Thrill of a deal: psychology behind Black Friday shopping

97 million people planned to shop Friday

WEST PALM BEACH, Fla. - Some experts believe that many Black Friday shoppers may be motivated by more than rock-bottom prices. Approximately 97 million people planned to shop on Black Friday in 2013; up from 89 million in 2012

Black Friday shopper Christina Fiallo of West Palm Beach was able to rattle off all of the stores she hit.

"Wal-Mart, Target, Best Buy, BrandsMart, Macy's, Bath & Body Works, Forever 21, Gap, Old Navy and Kohl's!" It is clear to see how seriously Fiallo and so many others take this day of deals. "You save some money," she said. "But it's more about the rush."

But that rush can turn ugly very quickly. It happened Thursday night at BrandsMart U.S.A. in West Palm Beach. Hundreds shoved and shouted their way into the store as employees tried to hand out coupons for its limited number of televisions. The line was being monitored, according to store officials.

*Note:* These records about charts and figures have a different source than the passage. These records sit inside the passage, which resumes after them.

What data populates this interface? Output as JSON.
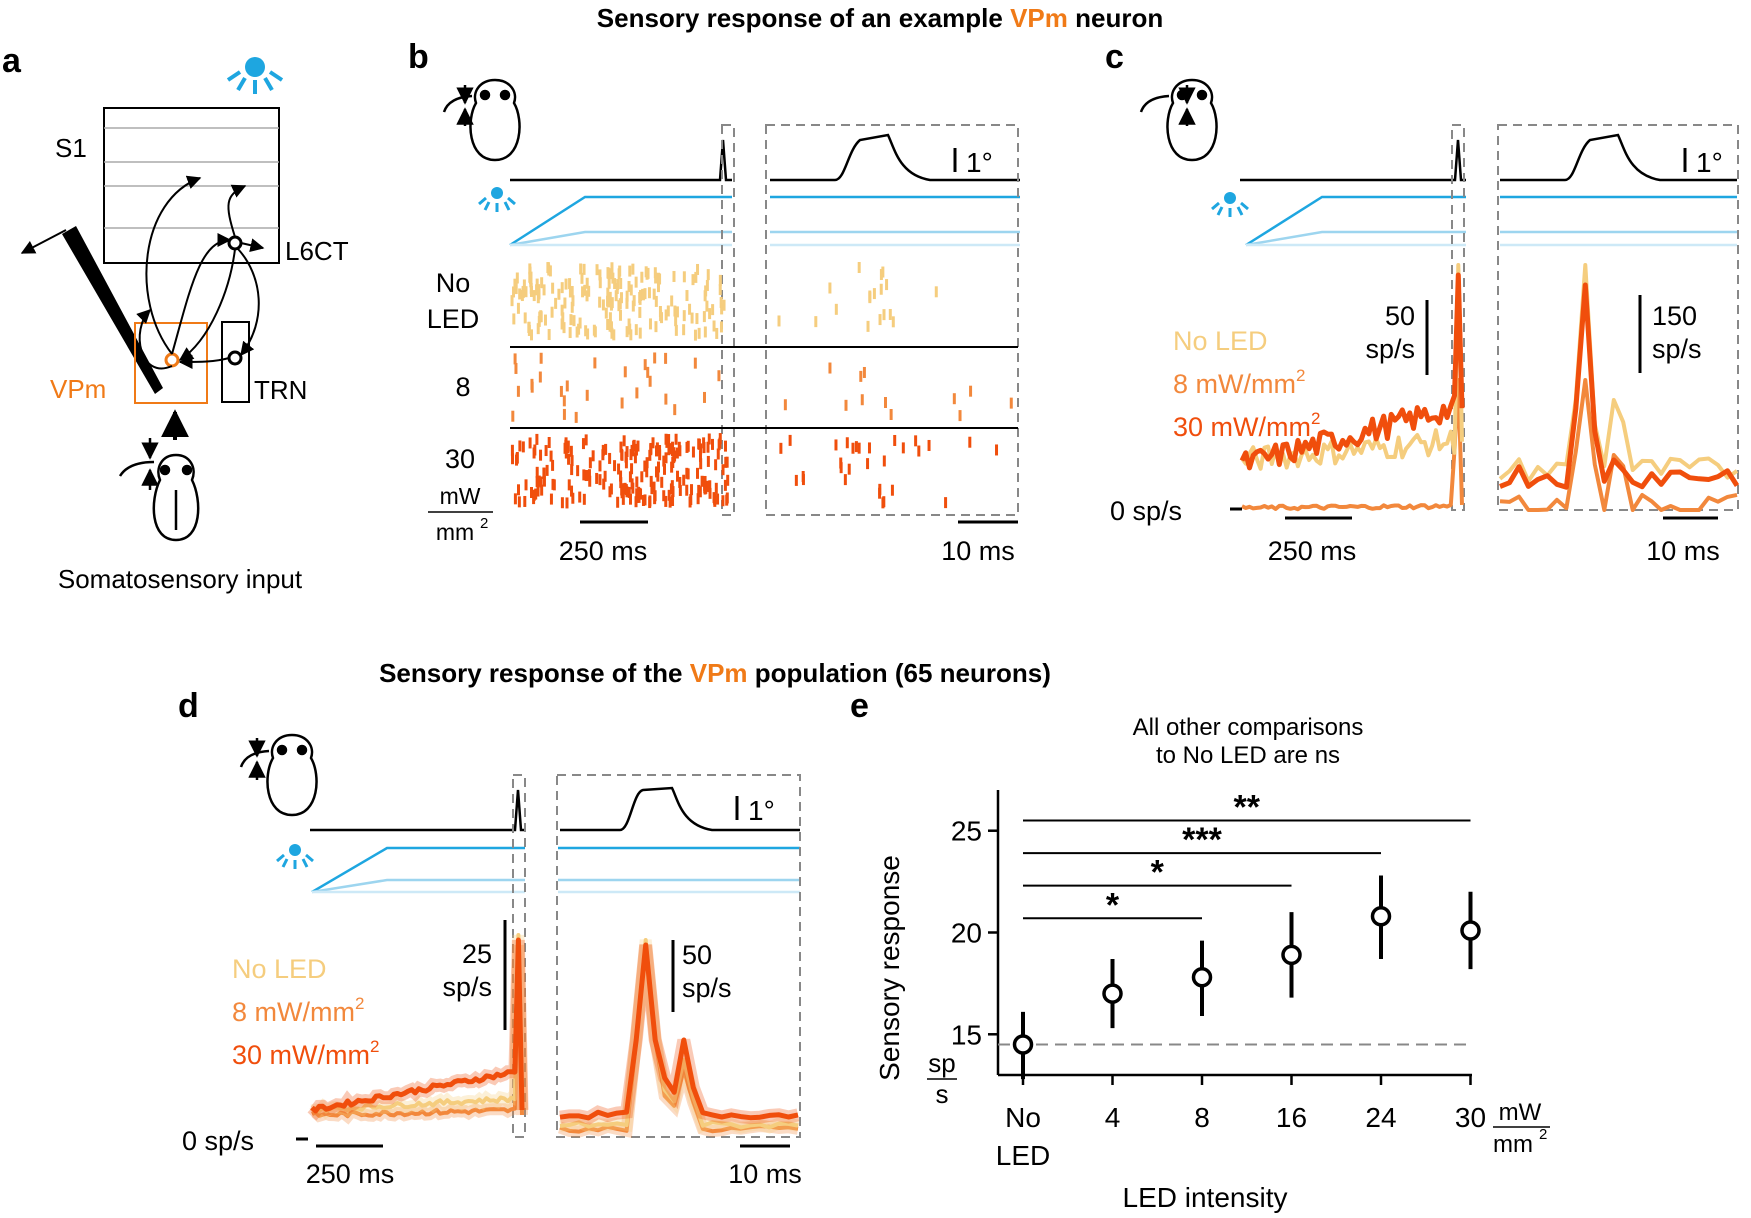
{
  "colors": {
    "noled": "#f5cd7e",
    "mid": "#f2883c",
    "high": "#f04e0c",
    "vpm": "#f07a17",
    "blue": "#1ea6e0",
    "lightblue": "#9dd5ef",
    "faintblue": "#cde9f7",
    "grey": "#888888"
  },
  "titles": {
    "top_prefix": "Sensory response of an example ",
    "top_vpm": "VPm",
    "top_suffix": " neuron",
    "mid_prefix": "Sensory response of the ",
    "mid_vpm": "VPm",
    "mid_suffix": "  population (65 neurons)"
  },
  "panel_labels": {
    "a": "a",
    "b": "b",
    "c": "c",
    "d": "d",
    "e": "e"
  },
  "panel_a": {
    "s1": "S1",
    "l6ct": "L6CT",
    "vpm": "VPm",
    "trn": "TRN",
    "caption": "Somatosensory input"
  },
  "panel_b": {
    "rows": [
      {
        "label_line1": "No",
        "label_line2": "LED"
      },
      {
        "label_line1": "8",
        "label_line2": ""
      },
      {
        "label_line1": "30",
        "label_line2": "mW"
      }
    ],
    "unit_den": "mm",
    "unit_sup": "2",
    "scale_slow": "250 ms",
    "scale_fast": "10 ms",
    "deflection": "1°"
  },
  "panel_c": {
    "legend": [
      "No LED",
      "8 mW/mm",
      "30 mW/mm"
    ],
    "legend_sup": "2",
    "scale_rate_slow_value": "50",
    "scale_rate_slow_unit": "sp/s",
    "scale_rate_fast_value": "150",
    "scale_rate_fast_unit": "sp/s",
    "zero": "0 sp/s",
    "scale_slow": "250 ms",
    "scale_fast": "10 ms",
    "deflection": "1°"
  },
  "panel_d": {
    "legend": [
      "No LED",
      "8 mW/mm",
      "30 mW/mm"
    ],
    "legend_sup": "2",
    "scale_rate_slow_value": "25",
    "scale_rate_slow_unit": "sp/s",
    "scale_rate_fast_value": "50",
    "scale_rate_fast_unit": "sp/s",
    "zero": "0 sp/s",
    "scale_slow": "250 ms",
    "scale_fast": "10 ms",
    "deflection": "1°"
  },
  "chart_data": {
    "type": "scatter",
    "note_line1": "All other comparisons",
    "note_line2": "to No LED are ns",
    "ylabel": "Sensory response",
    "yunit_num": "sp",
    "yunit_den": "s",
    "xlabel": "LED intensity",
    "xunit_num": "mW",
    "xunit_den": "mm",
    "xunit_sup": "2",
    "categories": [
      "No\nLED",
      "4",
      "8",
      "16",
      "24",
      "30"
    ],
    "category_line1": [
      "No",
      "4",
      "8",
      "16",
      "24",
      "30"
    ],
    "category_line2": [
      "LED",
      "",
      "",
      "",
      "",
      ""
    ],
    "values": [
      14.5,
      17.0,
      17.8,
      18.9,
      20.8,
      20.1
    ],
    "err_low": [
      12.8,
      15.3,
      15.9,
      16.8,
      18.7,
      18.2
    ],
    "err_high": [
      16.1,
      18.7,
      19.6,
      21.0,
      22.8,
      22.0
    ],
    "baseline": 14.5,
    "ylim": [
      13,
      27
    ],
    "yticks": [
      15,
      20,
      25
    ],
    "comparisons": [
      {
        "to": 2,
        "y": 20.7,
        "label": "*"
      },
      {
        "to": 3,
        "y": 22.3,
        "label": "*"
      },
      {
        "to": 4,
        "y": 23.9,
        "label": "***"
      },
      {
        "to": 5,
        "y": 25.5,
        "label": "**"
      }
    ]
  }
}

Similar Black Friday scenes played out across the country including in Georgia and North Carolina.

What is really driving these bargain-hunters to such extremes? Palm Beach County psychotherapist Fran Sherman says that emotion plays a substantial role.

"It's not about getting that thing," said Sherman. "It's about how getting that thing makes us feel." Sherman said

Black Friday shopping has become a tradition in itself; with much more than just dollars on the line.

"It's a way of filling that part of your brain that needs to feel excited and happy," she said.

Grabbing even just one big Black Friday deal, Fiallo said, is enough to keep the 'tradition' alive. "I came to look at the Kitchen Aid mixer," she said after several successful trips to multiple stores.

Fiallo said her holiday shopping is now complete.